Diese Strategie praktizieren wir nun seit mehr als 3 Jahren – Zeit für eine Zwischenbilanz. Inwieweit sie funktioniert und sich für die Anleger bisher gelohnt hat, ist der nachfolgenden Performance-Tabelle zu entnehmen. Sie bildet die 1- und 3-Jahresergebnisse des FondsSecure Systematik und im Vergleich dazu der langfristig besten und beliebtesten flexiblen Misch- und Dachfonds ab, die aufgrund ihrer erfolgreichen Historie und starken Vertriebspower über große Fondsvolumina in 3stelliger Millionen- bzw. in Milliardenhöhe verfügen.
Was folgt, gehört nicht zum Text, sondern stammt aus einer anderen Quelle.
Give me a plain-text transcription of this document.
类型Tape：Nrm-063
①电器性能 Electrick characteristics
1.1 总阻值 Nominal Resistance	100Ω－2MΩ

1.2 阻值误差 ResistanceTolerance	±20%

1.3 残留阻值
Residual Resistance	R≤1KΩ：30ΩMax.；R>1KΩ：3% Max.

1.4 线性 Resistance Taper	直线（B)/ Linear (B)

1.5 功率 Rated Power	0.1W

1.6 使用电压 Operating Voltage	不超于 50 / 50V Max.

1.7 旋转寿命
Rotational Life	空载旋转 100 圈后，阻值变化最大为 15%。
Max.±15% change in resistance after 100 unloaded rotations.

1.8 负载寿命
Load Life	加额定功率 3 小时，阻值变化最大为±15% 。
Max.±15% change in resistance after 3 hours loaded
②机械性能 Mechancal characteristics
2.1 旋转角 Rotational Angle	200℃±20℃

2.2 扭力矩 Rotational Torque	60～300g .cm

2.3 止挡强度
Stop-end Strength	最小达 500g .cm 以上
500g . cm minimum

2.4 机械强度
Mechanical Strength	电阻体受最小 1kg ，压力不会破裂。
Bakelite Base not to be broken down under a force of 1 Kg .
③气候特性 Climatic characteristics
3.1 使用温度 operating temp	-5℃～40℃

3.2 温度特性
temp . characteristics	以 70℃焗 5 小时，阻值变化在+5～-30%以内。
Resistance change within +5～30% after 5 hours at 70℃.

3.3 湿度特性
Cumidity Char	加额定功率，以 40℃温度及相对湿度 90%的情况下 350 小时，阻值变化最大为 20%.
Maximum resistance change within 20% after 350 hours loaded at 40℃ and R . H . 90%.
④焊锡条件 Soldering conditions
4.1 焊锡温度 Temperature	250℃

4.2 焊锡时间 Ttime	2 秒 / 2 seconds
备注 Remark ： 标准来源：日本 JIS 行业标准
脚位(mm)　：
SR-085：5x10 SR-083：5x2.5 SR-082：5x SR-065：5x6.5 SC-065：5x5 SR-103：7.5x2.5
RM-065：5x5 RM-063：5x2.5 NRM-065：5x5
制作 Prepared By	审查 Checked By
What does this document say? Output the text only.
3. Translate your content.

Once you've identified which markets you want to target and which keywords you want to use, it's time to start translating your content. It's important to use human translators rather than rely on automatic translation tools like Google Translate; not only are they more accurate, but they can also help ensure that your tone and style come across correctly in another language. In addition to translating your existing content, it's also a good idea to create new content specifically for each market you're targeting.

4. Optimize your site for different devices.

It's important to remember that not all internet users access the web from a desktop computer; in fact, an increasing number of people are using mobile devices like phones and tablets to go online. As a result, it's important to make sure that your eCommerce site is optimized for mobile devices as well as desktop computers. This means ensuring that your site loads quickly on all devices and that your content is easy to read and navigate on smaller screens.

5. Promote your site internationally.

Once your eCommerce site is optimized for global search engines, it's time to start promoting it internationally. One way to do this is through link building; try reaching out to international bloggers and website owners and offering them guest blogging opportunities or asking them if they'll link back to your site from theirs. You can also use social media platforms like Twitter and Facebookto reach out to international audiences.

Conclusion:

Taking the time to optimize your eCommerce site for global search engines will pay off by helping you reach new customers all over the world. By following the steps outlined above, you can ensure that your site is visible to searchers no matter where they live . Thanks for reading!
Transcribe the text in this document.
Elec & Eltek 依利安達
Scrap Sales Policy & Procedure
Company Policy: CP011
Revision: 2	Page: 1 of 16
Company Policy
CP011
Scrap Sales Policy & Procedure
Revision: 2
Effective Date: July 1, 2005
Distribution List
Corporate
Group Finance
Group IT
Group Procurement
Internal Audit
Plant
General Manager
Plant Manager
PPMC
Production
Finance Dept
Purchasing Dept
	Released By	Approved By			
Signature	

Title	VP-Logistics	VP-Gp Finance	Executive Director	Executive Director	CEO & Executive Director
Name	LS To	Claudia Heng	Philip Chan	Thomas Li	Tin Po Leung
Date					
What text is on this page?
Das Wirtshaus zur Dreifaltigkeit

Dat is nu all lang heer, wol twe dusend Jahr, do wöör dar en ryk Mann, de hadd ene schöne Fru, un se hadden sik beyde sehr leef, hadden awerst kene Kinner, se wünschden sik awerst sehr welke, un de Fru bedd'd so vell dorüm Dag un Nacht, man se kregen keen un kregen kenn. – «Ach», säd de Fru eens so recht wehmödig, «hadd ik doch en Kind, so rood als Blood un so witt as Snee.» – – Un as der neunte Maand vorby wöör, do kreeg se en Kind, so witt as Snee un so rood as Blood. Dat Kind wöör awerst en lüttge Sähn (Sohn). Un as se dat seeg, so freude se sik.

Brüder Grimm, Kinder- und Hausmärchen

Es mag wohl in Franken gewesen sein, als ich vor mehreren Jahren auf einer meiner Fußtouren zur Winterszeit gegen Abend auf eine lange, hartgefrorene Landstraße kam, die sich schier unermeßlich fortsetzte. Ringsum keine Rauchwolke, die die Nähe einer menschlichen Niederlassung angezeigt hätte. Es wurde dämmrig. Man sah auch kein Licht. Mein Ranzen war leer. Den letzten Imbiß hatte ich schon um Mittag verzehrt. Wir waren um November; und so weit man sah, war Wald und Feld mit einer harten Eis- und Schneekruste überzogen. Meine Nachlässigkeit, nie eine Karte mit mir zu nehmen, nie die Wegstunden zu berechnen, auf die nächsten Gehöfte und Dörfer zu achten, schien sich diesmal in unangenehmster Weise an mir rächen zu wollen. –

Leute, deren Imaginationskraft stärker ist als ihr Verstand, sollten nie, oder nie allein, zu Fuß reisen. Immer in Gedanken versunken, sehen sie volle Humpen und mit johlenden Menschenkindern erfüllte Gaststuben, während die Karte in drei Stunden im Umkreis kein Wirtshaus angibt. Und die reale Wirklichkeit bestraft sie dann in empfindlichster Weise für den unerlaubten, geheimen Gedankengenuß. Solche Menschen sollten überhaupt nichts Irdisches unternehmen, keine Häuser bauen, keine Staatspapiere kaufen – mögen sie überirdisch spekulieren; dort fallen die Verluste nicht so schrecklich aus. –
Chart_FS_Vergleich 3 Jahre

 (Quelle: FVBS)

Die Performance des FondsSecure Systematik wäre allerdings nicht ganz so gut ausgefallen, hätte die Fondsgesellschaft nicht im Vorgriff auf die im Laufe des 1. Halbjahres 2016 zu erwartende Entschädigungszahlung für den Madoff-Verlust in 2014 und 2015 bereits Teilbeträge als Forderung in das Fondsvermögen eingebucht. Ohne diese – sozusagen vorweggenommene – „Entschädigung“ stünde der FondsSecure in der Spalte 3 Jahre um 3-4 Plätze tiefer, aber immer noch weit oben und vor den allermeisten der besten und beliebtesten Mitwettbewerber. Überdies: Als der FondsSecure 2008 durch den Madoff-Verlust geschädigt wurde, hat sich kaum jemand dafür interessiert, dass die Performance im Krisenjahr 2008 ohne diesen Betrugsfall deutlich besser gewesen wäre. Letztendlich zählt eben, was unterm Strich steht, jetzt wie damals. Die Anleger und wir wurden sehr lange auf die Folter gespannt, viele glaubten nicht mehr an eine Entschädigung, aber jetzt zahlt sich die Geduld und unsere Beharrlichkeit sowie die unserer Kollegen aus. Wir glauben, dass in diesem Jahr endlich ein Schlussstrich unter diesen Mega-Betrugsfall gezogen werden kann, zumindest was unseren Fonds und die Entschädigung unserer Kunden betrifft.  Er hat uns alle geschockt und uns nun 7 lange Jahre auf das Intensivste beschäftigt, spätestens bis zum Jahresende werden alle FondsSecure-Anleger entschädigt sein, in Summe sogar zu 100% oder höher, sofern sie so viele Fondsanteile halten wie 2008 oder mehr. Dass von dieser Entschädigung auch Neuanleger profitieren, die von dem Schaden in 2008 nicht betroffen waren, mag als ungerecht empfunden werden, entspricht aber dem Grundsatz, der auch bei Aktieninvestments gilt: Kursgewinne stehen weder dem zu, der die Aktie nach dem Kursanstieg kauft noch dem, der sie besessen hat, als die Grundlagen für den späteren Kursanstieg gelegt wurden, sondern ausschließlich dem, der die Aktie zum Zeitpunkt des Kursanstiegs besitzt. Anders verhält es sich bei der über Deminor oder direkt beim Madoff-Victim-Fund in den USA beantragten Entschädigung, die direkt an die Anleger ausgezahlt werden wird, unabhängig davon, ob die Fondsanteile noch gehalten werden. Die Rückflüsse aus diesem „Topf“, mit deren Auszahlung wir nicht vor dem 4. Quartal 2016 rechnen, werden jedoch den weit geringeren Anteil der Gesamtentschädigung ausmachen.

Den Anlegern und Vermittlern, die unserem Fonds trotz der schwierigen Phasen in 2008 und 2011-2012 treu geblieben sind, möchten wir an dieser Stelle herzlich danken. Wir freuen uns, 3 Jahre nach der Strategieumstellung feststellen zu können, dass sich diese Treue ausgezahlt hat und Sie sich in ihrer Entscheidung bestätigt sehen können.